With that in mind, here are a few suggestions for special guests to announce team draft picks.
Eagles: Larry Poff
Poff’s postgame rant from the 2006 season somehow became an online rallying cry for Philly fans during what ended up being the franchise’s first championship of the Super Bowl era. All you have to do is get him to drunkenly stammer “listen” a few times before mentioning the pick.
Rams: A kid thrashing a Jeff Fisher pinata
Look, I can’t explain the logistics of getting pieces of paper bearing the name of the player the Rams end up drafting at a specific pick in the pinata before a kid smashes it with a stick. That’s for the eggheads in the NFL office to figure out. All I know is it would be incredible TV for a kid to bash a Jeff Fisher pinata, only for little slips of paper with a draft pick’s name to fall out. Also the Rams don’t have a pick until no. 87 in the draft this year, so it would be a great way to kick things off for them.
Vikings: Some guy who just wants to rant about Philly fans
Minnesota fans are still having a hard time dealing with their blowout loss in the NFC Championship Game. While Eagles fans are undoubtedly among the rudest in the NFL, the fact that Vikings fans are still bellyaching about what happened feels like sour grapes.
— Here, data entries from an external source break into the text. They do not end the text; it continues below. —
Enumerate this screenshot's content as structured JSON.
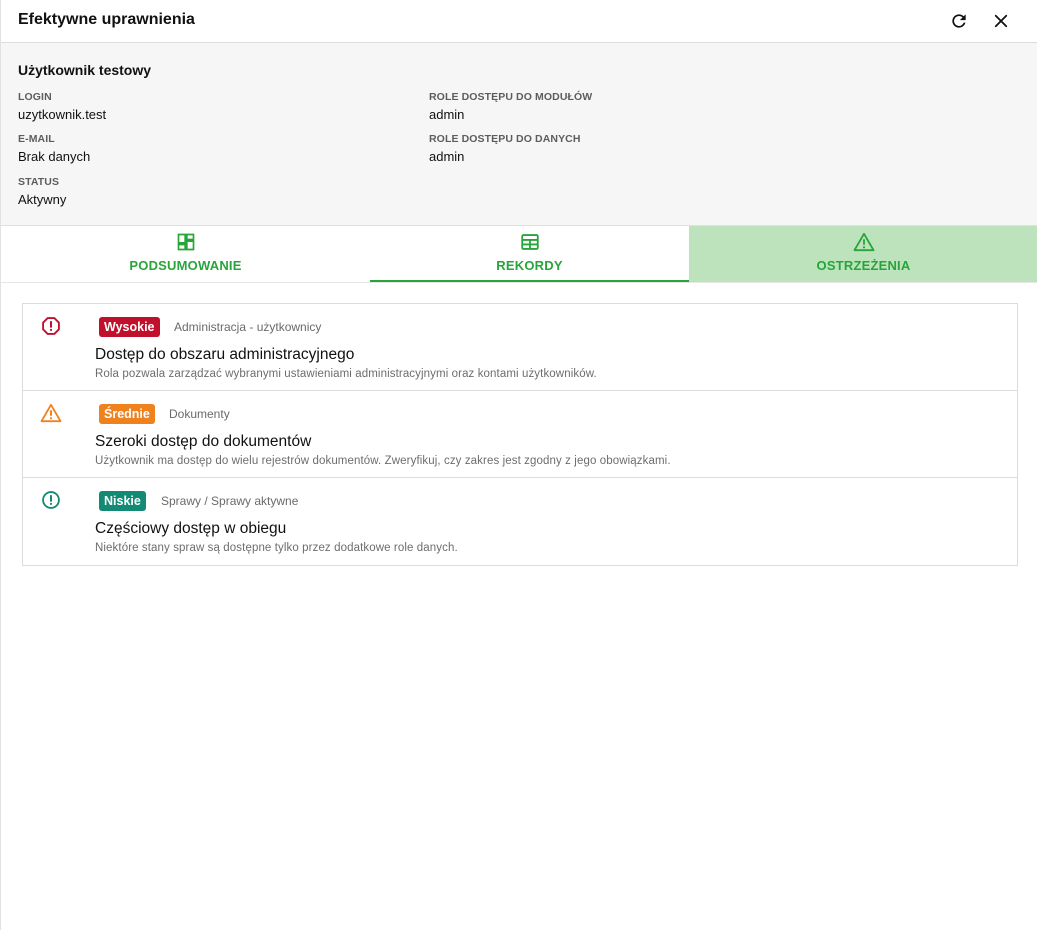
{
  "dialog": {
    "title": "Efektywne uprawnienia",
    "refresh_icon": "refresh-icon",
    "close_icon": "close-icon"
  },
  "user": {
    "name": "Użytkownik testowy",
    "fields": {
      "login_label": "LOGIN",
      "login_value": "uzytkownik.test",
      "email_label": "E-MAIL",
      "email_value": "Brak danych",
      "status_label": "STATUS",
      "status_value": "Aktywny",
      "module_roles_label": "ROLE DOSTĘPU DO MODUŁÓW",
      "module_roles_value": "admin",
      "data_roles_label": "ROLE DOSTĘPU DO DANYCH",
      "data_roles_value": "admin"
    }
  },
  "tabs": [
    {
      "label": "PODSUMOWANIE",
      "icon": "dashboard-icon",
      "state": "normal"
    },
    {
      "label": "REKORDY",
      "icon": "table-icon",
      "state": "underlined"
    },
    {
      "label": "OSTRZEŻENIA",
      "icon": "warning-triangle-icon",
      "state": "selected"
    }
  ],
  "colors": {
    "accent": "#27a53a",
    "selected_tab_bg": "#bde3bd",
    "severity_high": "#c0102b",
    "severity_medium": "#f0821e",
    "severity_low": "#128a74"
  },
  "warnings": [
    {
      "severity": "Wysokie",
      "icon": "error-octagon-icon",
      "category": "Administracja - użytkownicy",
      "title": "Dostęp do obszaru administracyjnego",
      "description": "Rola pozwala zarządzać wybranymi ustawieniami administracyjnymi oraz kontami użytkowników."
    },
    {
      "severity": "Średnie",
      "icon": "warning-triangle-icon",
      "category": "Dokumenty",
      "title": "Szeroki dostęp do dokumentów",
      "description": "Użytkownik ma dostęp do wielu rejestrów dokumentów. Zweryfikuj, czy zakres jest zgodny z jego obowiązkami."
    },
    {
      "severity": "Niskie",
      "icon": "info-circle-icon",
      "category": "Sprawy / Sprawy aktywne",
      "title": "Częściowy dostęp w obiegu",
      "description": "Niektóre stany spraw są dostępne tylko przez dodatkowe role danych."
    }
  ]
}
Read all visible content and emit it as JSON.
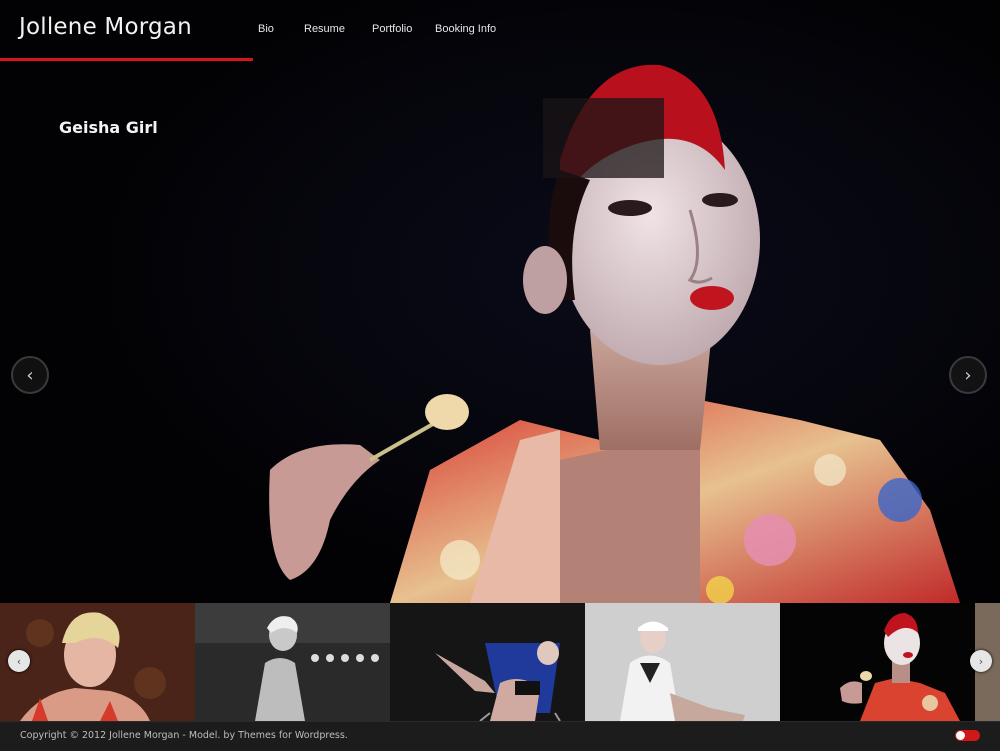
{
  "site": {
    "title": "Jollene Morgan"
  },
  "nav": {
    "items": [
      "Bio",
      "Resume",
      "Portfolio",
      "Booking Info"
    ]
  },
  "slider": {
    "caption": "Geisha Girl",
    "prev_icon": "chevron-left-icon",
    "next_icon": "chevron-right-icon",
    "prev_glyph": "‹",
    "next_glyph": "›"
  },
  "thumbnails": {
    "prev_glyph": "‹",
    "next_glyph": "›",
    "items": [
      {
        "name": "portrait-blonde-red-top"
      },
      {
        "name": "portrait-black-white-stage"
      },
      {
        "name": "portrait-butterfly-chair"
      },
      {
        "name": "portrait-sailor-outfit"
      },
      {
        "name": "portrait-geisha-girl"
      }
    ]
  },
  "footer": {
    "copyright": "Copyright © 2012 Jollene Morgan - Model. by Themes for Wordpress."
  },
  "colors": {
    "accent": "#d4161b",
    "background": "#000000",
    "footer": "#1c1c1c"
  }
}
That will be all the more apparent when a Vikes fans doesn’t even bother to announce a pick and instead trash talks Eagles fans.
49ers: Elizabeth Holmes
The Niners are on the rise, but that doesn’t mean they should forsake the Silicon Valley scammers who comprise a good deal of their market. Holmes is long discredited, so it will be more amusing than troubling when she claims to have developed a football helmet that prevents concussions before announcing one of San Francisco’s picks.
Browns: A dog
Cleveland has an official dog mascot so it would hardly be difficult to arrange. Knowing the Browns, it would almost certainly relieve itself when the time comes to make the pick. Let’s not pretend like we want anything else anyway.
Chargers: Philip Rivers’ eight kids
Their dad’s playing career is drawing to a close within the next few years. Frankly, it would be best if one kid was picked to announce each of the Chargers’ seven draft picks. The neglected one would likely feel spurned enough that he or she would grow up to be quarterback of the Raiders.
Bills: Hologram Tim Russert
The NFL had to scrap plans of unleashing a Prince hologram on everyone during the halftime of this past Super Bowl. You know someone is itching to use the technology. The 10th anniversary of the passing of the "Meet the Press" host is likely excuse enough.
Patriots: Marjory Stoneman Douglas students
Bob Kraft lent his team’s plane to MSD students to attend the March for Our Lives rally in Washington, D.C. For even more exposure, they can announce a New England draft pick. Knowing football culture, at least one of the TV pundits will unleash a minutes-long rant about how he or she wants to go after David Hogg.
Packers: Kato Kaelin
The O.J. story had its comeback in the form of documentaries over the last few years. Perhaps that moment has passed, but Kato has surely earned his stripes as an overzealous Packers fan on social media.
Dolphins: A porpoise
Half the purpose of wild stunts is driving conversation, and little will stoke discussion of a draft pick than a seeming error. If nothing else, people on social media thrive on correcting others and trying to prove their superiority. Using the wrong species in a draft pick stunt will surely solicit plenty of engagement.